Keputusan Rusia dan Arab Saudi Kurangi Pasokan Bikin Harga Minyak Dunia Meroket
Minyak mentah berjangka Brent naik 39 sen, atau 0,4 persen, menjadi 94,32 dolar AS per barel.
Penulis: Mikael Dafit Adi Prasetyo
Editor: Seno Tri Sulistiyono
Laporan Wartawan Tribunnews.com, Mikael Dafit Adi Prasetyo
TRIBUNNEWS.COM, SINGAPURA – Harga minyak mentah dunia naik di awal perdagangan, Senin (18/9/2023) setelah Rusia dan Arab Saudi memperpanjang pengurangan pasokan serta didorong oleh optimisme pemulihan permintaan di China sebagai importir minyak mentah utama dunia.
Minyak mentah berjangka Brent naik 39 sen, atau 0,4 persen, menjadi 94,32 dolar AS per barel, sedangkan minyak mentah berjangka West Texas Intermediate (WTI) AS naik 53 sen, atau 0,6 persen menjadi 91,30 dolar AS per barel.
“Kebijakan stimulus China, data ekonomi AS yang tangguh, dan penurunan produksi OPEC Plus yang sedang berlangsung adalah faktor-faktor bullish yang mendukung pergerakan positif pasar minyak,” ujar Tina Teng, analis CMC Markets.
Baca juga: Harga Minyak Mentah Dunia Melonjak Jadi 92 Dolar Per Barel, Imbas Banjir di Libya
Arab Saudi dan Rusia telah sepakat memperpanjang pengurangan pasokan hingga akhir tahun ini sebagai bagian dari rencana kelompok OPEC Plus, dan seiring dengan peningkatan produksi kilang China, yang didorong oleh margin ekspor yang kuat.

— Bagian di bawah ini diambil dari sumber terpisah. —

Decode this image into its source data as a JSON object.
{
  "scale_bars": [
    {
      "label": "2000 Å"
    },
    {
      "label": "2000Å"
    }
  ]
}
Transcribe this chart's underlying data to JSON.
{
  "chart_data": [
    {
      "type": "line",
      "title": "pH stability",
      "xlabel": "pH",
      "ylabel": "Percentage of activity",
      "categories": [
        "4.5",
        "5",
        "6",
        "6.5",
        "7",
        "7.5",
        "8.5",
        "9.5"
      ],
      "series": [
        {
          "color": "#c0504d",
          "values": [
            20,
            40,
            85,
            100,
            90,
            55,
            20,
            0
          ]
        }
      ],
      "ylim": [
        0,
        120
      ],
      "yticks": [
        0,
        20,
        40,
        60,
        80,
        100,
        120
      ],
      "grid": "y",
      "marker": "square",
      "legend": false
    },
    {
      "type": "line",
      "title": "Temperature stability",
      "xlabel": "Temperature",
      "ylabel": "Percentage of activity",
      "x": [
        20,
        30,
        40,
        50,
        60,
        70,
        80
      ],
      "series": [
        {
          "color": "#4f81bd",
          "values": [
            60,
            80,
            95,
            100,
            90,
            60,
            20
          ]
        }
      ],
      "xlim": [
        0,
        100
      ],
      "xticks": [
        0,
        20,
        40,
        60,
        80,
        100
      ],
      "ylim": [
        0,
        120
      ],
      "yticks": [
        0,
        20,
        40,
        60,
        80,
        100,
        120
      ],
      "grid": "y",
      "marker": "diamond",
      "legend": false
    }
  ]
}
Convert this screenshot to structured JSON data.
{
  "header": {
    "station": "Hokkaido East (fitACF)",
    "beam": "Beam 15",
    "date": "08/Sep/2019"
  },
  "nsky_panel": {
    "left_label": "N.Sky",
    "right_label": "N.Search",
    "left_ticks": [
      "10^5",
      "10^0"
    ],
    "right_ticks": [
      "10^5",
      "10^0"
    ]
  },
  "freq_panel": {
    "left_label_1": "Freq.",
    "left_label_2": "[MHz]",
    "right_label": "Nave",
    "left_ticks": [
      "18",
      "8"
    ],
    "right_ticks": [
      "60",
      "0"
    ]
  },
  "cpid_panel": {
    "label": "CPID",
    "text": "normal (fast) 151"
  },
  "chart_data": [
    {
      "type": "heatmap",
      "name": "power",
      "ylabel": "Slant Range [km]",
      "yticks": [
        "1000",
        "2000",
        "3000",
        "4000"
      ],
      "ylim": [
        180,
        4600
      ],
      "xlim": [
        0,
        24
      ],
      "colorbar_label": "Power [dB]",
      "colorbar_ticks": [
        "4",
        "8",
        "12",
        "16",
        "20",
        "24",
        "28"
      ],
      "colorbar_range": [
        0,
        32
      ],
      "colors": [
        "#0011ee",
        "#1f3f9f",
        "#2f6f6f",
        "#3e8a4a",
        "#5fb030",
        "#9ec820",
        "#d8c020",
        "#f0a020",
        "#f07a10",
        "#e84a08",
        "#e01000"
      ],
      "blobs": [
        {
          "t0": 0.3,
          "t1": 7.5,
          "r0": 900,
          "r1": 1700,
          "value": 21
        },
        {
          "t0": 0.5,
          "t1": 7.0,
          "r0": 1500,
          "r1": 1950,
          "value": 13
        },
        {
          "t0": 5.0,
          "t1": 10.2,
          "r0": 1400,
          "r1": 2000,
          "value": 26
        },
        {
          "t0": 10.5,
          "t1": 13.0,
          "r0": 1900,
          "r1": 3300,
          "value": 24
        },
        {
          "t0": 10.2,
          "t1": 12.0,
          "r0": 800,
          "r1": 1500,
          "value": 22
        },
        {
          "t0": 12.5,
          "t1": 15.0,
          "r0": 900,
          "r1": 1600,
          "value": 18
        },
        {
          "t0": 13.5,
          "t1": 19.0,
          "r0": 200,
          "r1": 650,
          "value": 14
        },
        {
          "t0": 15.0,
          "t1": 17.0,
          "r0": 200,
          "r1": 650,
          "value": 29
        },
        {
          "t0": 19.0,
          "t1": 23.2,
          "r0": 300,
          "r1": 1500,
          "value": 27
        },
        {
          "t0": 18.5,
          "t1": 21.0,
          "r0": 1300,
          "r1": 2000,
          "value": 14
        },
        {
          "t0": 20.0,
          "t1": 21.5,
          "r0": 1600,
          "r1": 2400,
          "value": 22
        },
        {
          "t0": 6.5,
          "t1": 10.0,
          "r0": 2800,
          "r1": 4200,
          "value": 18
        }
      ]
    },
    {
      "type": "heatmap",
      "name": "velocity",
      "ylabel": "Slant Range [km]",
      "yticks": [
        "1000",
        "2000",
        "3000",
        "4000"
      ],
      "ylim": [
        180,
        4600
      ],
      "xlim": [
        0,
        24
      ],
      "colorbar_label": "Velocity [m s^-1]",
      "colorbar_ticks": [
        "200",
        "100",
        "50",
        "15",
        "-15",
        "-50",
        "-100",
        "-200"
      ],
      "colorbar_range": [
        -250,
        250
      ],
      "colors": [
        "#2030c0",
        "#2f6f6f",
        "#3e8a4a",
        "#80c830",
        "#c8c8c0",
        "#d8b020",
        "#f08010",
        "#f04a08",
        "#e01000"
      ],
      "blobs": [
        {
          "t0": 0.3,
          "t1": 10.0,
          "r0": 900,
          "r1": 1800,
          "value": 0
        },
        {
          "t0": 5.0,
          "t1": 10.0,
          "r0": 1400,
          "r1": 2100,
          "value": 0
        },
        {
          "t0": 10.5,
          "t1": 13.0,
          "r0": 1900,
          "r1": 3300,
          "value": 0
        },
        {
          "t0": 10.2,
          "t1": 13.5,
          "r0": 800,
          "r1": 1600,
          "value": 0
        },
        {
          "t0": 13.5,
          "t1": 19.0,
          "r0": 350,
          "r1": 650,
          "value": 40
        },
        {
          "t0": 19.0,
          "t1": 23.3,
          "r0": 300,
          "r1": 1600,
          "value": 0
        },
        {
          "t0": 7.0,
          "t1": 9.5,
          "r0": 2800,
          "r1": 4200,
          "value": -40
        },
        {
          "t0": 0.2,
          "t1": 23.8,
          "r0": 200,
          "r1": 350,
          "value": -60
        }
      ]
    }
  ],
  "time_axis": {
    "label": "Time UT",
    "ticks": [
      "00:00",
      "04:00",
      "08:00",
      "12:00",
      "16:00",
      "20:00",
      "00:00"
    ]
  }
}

Hal itu lantas membuat Brent dan WTI naik selama tiga pekan berturut-turut hingga menyentuh level tertinggi sejak November 2022 dan berada di jalur kenaikan kuartalan terbesar sejak invasi Rusia ke Ukraina pada kuartal I (Januari-Maret) tahun lalu.
Sementara analis di ANZ Bank mengatakan pemangkasan produksi minyak oleh Saudi dan Rusia dapat mendorong pasar ke dalam defisit 2 juta barel per hari (bpd) pada kuartal IV (Oktober-Desember) 2023, dan penurunan persediaan berikutnya dapat membuat pasar terkena lonjakan harga lebih lanjut.
“Pertumbuhan permintaan minyak global berada di jalur yang tepat untuk mencapai 2,1 juta barel per hari. Itu sejalan dengan perkiraan Badan Energi Internasional dan Organisasi Negara-negara Pengekspor Minyak (OPEC),” kata analis itu.